Tami is a freelance writer and artist. She has also been a licensed and certified massage therapist for over 15 years.
Meltdowns are not from bad parenting, it's autism.
My kids come running into my home as I am getting dinner ready. “Mom, some lady just called the police on Nolan!”. Upset and extremely concerned, I go outside to see my 6-year old son sitting on the porch steps, with tears streaming down his face. The other children and the parents filled me in while I tried to comfort my poor little boy. They said that Nolan was outside, screaming and crying at the top of his lungs and that they tried to get him to calm down, but couldn't. Then, they said, they saw a lady on her phone, looking over her balcony and saying loud enough for them to hear her tell my address. She was calling the police. One of the mother's that saw the whole thing happen, yelled up at her, “what's your problem?” and the woman went back inside, not answering. I just shook my head and said, “Not again.”
You see, my son was diagnosed with autism at the age of 2. Since then, thanks to the countless therapies and a lot of persistence, he has really improved and is now mainstreaming into the school system. He has friends, he goes to birthday parties, he is just a regular kid. Except for one thing. When he is overstimulated, he can be a little out of control. He screams and cries. He is unable to be comforted, he has a hard time regulating his meltdowns. Typical people, when overwhelmed, can just leave a situation and take a break. But people on the spectrum have a hard time knowing when to leave and find ways to calm down. So, hence the meltdown. Right now, we are looking for therapies to help us with Nolan when this happens so we can calm him down and teach him how to handle overwhelming feelings. But this neighbor didn't care. She wasn't concerned about my son. If she was, a simple, “Is everything ok?”, would have been all she needed to do. What she really wanted to do was scare my son into shutting up. Well, it's not going to scare me into being quiet. This isn't the first time I've had to deal with people feeling inconvenienced with my son's autistic behavior. I've been yelled at, gotten letters from people complaining, and several visits from the police.
When my son was about to be diagnosed, he was barely 2. Just a little toddler. He had this ear-piercing scream that would actually hurt when you heard it. And he screamed. All the time. Sometimes it would be just a quick little scream because he was excited, other times it was because he was upset. He didn't talk then, so this was his only effective way of communication. Now, I consider myself a very reasonable parent. If I heard a loud screaming that went on for a while, I'd be concerned. Just as a human, I'd be concerned. Like, what's going on next door? Are they torturing a toddler or something? I get it. But after the first police visit, and they came in, saw the baby isn't being hurt in any way and that this is just what he does because of his living with autism, I'd just leave it alone and maybe close a window if it was too loud. There isn't anything you can do about this sort of situation. We all live close together and have to learn how to coexist. But calling the police every single time my son makes any noise? Now you are just being a jerk and trying to intimidate us. I explained to my neighbor that he has autism and can't help it, and, I added, “we don't like it either.” (his screaming).
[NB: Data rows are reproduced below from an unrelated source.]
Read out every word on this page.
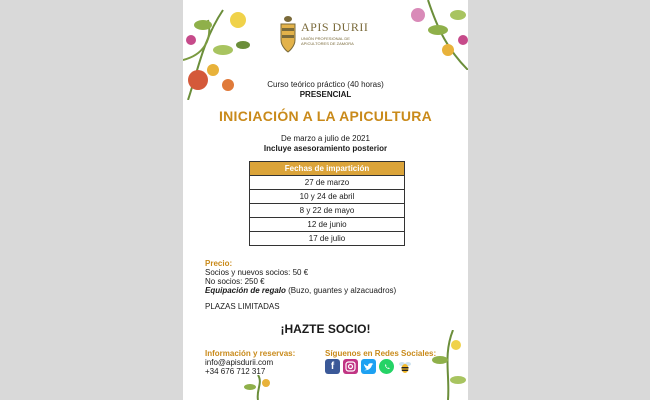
APIS DURII
UNIÓN PROFESIONAL DE APICULTORES DE ZAMORA
Curso teórico práctico (40 horas)
PRESENCIAL
INICIACIÓN A LA APICULTURA
De marzo a julio de 2021
Incluye asesoramiento posterior
Fechas de impartición
27 de marzo
10 y 24 de abril
8 y 22 de mayo
12 de junio
17 de julio
Precio:
Socios y nuevos socios: 50 €
No socios: 250 €
Equipación de regalo (Buzo, guantes y alzacuadros)
PLAZAS LIMITADAS
¡HAZTE SOCIO!
Información y reservas:
info@apisdurii.com
+34 676 712 317
Síguenos en Redes Sociales:
f
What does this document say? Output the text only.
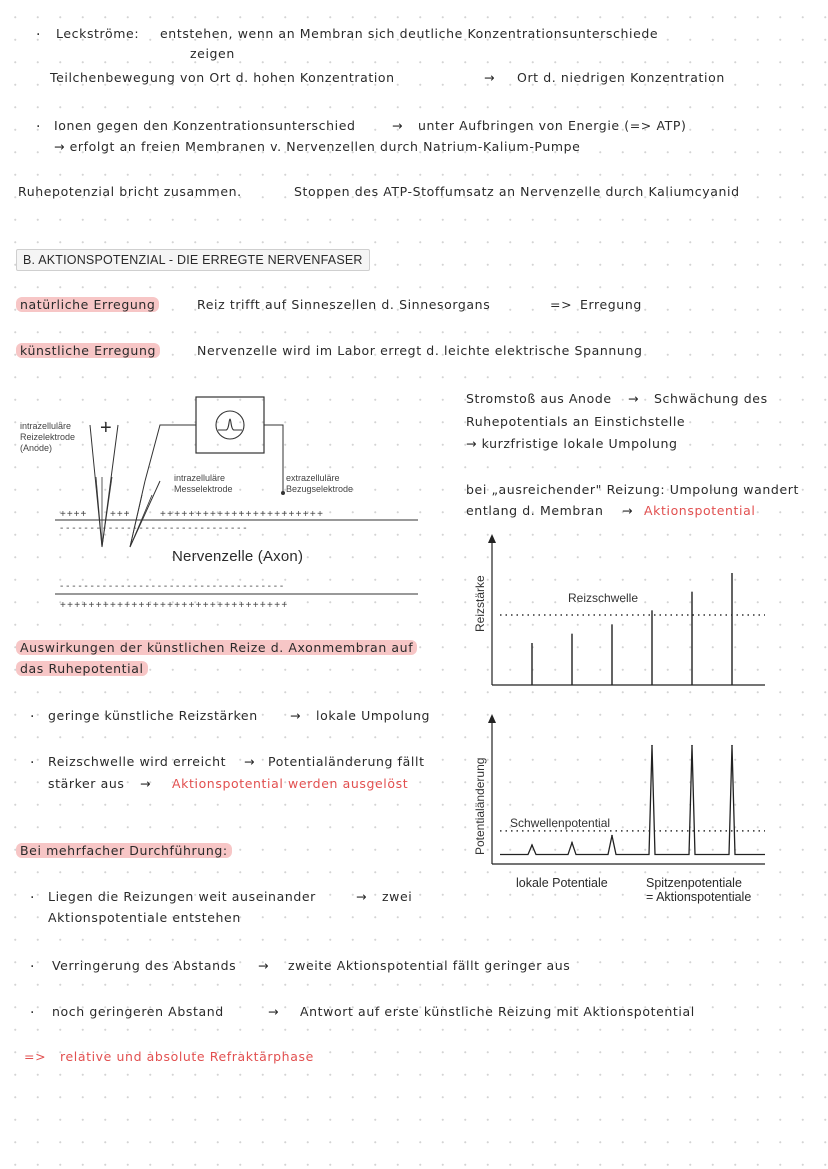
· Leckströme: entstehen, wenn an Membran sich deutliche Konzentrationsunterschiede
zeigen
Teilchenbewegung von Ort d. hohen Konzentration	→ Ort d. niedrigen Konzentration
· Ionen gegen den Konzentrationsunterschied	→ unter Aufbringen von Energie (=> ATP)
→ erfolgt an freien Membranen v. Nervenzellen durch Natrium-Kalium-Pumpe
Ruhepotenzial bricht zusammen.	Stoppen des ATP-Stoffumsatz an Nervenzelle durch Kaliumcyanid
B. AKTIONSPOTENZIAL - DIE ERREGTE NERVENFASER
natürliche Erregung	Reiz trifft auf Sinneszellen d. Sinnesorgans	=> Erregung
künstliche Erregung	Nervenzelle wird im Labor erregt d. leichte elektrische Spannung
intrazelluläre
Reizelektrode
(Anode)
+
intrazelluläre
Messelektrode
extrazelluläre
Bezugselektrode
++++ +++	+++++++++++++++++++++++
- - - - - - - - - - - - - - - - - - - - - - - - - - - - - - -
Nervenzelle (Axon)
- - - - - - - - - - - - - - - - - - - - - - - - - - - - - - - - - - - - -
++++++++++++++++++++++++++++++++
Stromstoß aus Anode → Schwächung des
Ruhepotentials an Einstichstelle
→ kurzfristige lokale Umpolung
bei „ausreichender" Reizung: Umpolung wandert
entlang d. Membran → Aktionspotential
Reizstärke	Reizschwelle
Potentialänderung Schwellenpotential
lokale Potentiale	Spitzenpotentiale
= Aktionspotentiale
Auswirkungen der künstlichen Reize d. Axonmembran auf
das Ruhepotential
· geringe künstliche Reizstärken	→ lokale Umpolung
· Reizschwelle wird erreicht → Potentialänderung fällt
stärker aus → Aktionspotential werden ausgelöst
Bei mehrfacher Durchführung:
· Liegen die Reizungen weit auseinander	→ zwei
Aktionspotentiale entstehen
· Verringerung des Abstands → zweite Aktionspotential fällt geringer aus
· noch geringeren Abstand	→ Antwort auf erste künstliche Reizung mit Aktionspotential
=> relative und absolute Refraktärphase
After the police would leave after doing their well-check, I'd just sit on the stairs and cry. Why? Why are people like this? We weren't doing this on purpose. It's not like we enjoyed the screaming ourselves.
Using the police as a sort of go-between for your minor inconveniences, (and that is what it was!), is not what the police are for. Stop calling the police for small annoyances you can handle yourself. There are several things you can do. 1. ask the neighbor directly if you can help, 2. close a window when the screaming is too much for you, 3. turn on/up the TV. Sorry, but the reality is we all have to learn to live with each other. If you don't like that, then move somewhere where you won't be disturbed. Living in an apartment complex, you are going to encounter noises. Just a fact of life.
Fast forward 4 years when my now 6-year old is crying because he thinks the police are coming to put him in jail. This child can't help that he had a meltdown, which, by the way is DIFFERENT from having a temper tantrum.
Meltdowns are not due to poor parenting. They are not due to a misbehaving child. They are a result of over stimulation and is a method of purging feelings and thoughts that are overwhelming the mind. In other words, the person can't help it. There are therapies out there that can help teach the person and the caregivers other ways to express frustrations, and our family is working on that. In the meantime, less opinions would be nice. It's hard enough to deal with this part of parenting a child on the spectrum, we could use more support and less judgment to how we are doing as parents. Parenting is very tough and I think we can all use more support.
As for the bitch, er, I mean lady who tried to scare my son into shutting up? I left behind some educational materials on autism on her doorstep. I hope she read them!
The filled mind from East Orange on October 09, 2018:
This was a very enlightening article , and really helped to understand not only what autistic children go through on a daily basis, but also help me see the real challenges the parents also face. This sitiation can happen to parents who dont have autistic children , but have children who have melt downs because their too young to process and express their feelings. How dare anyone call the police!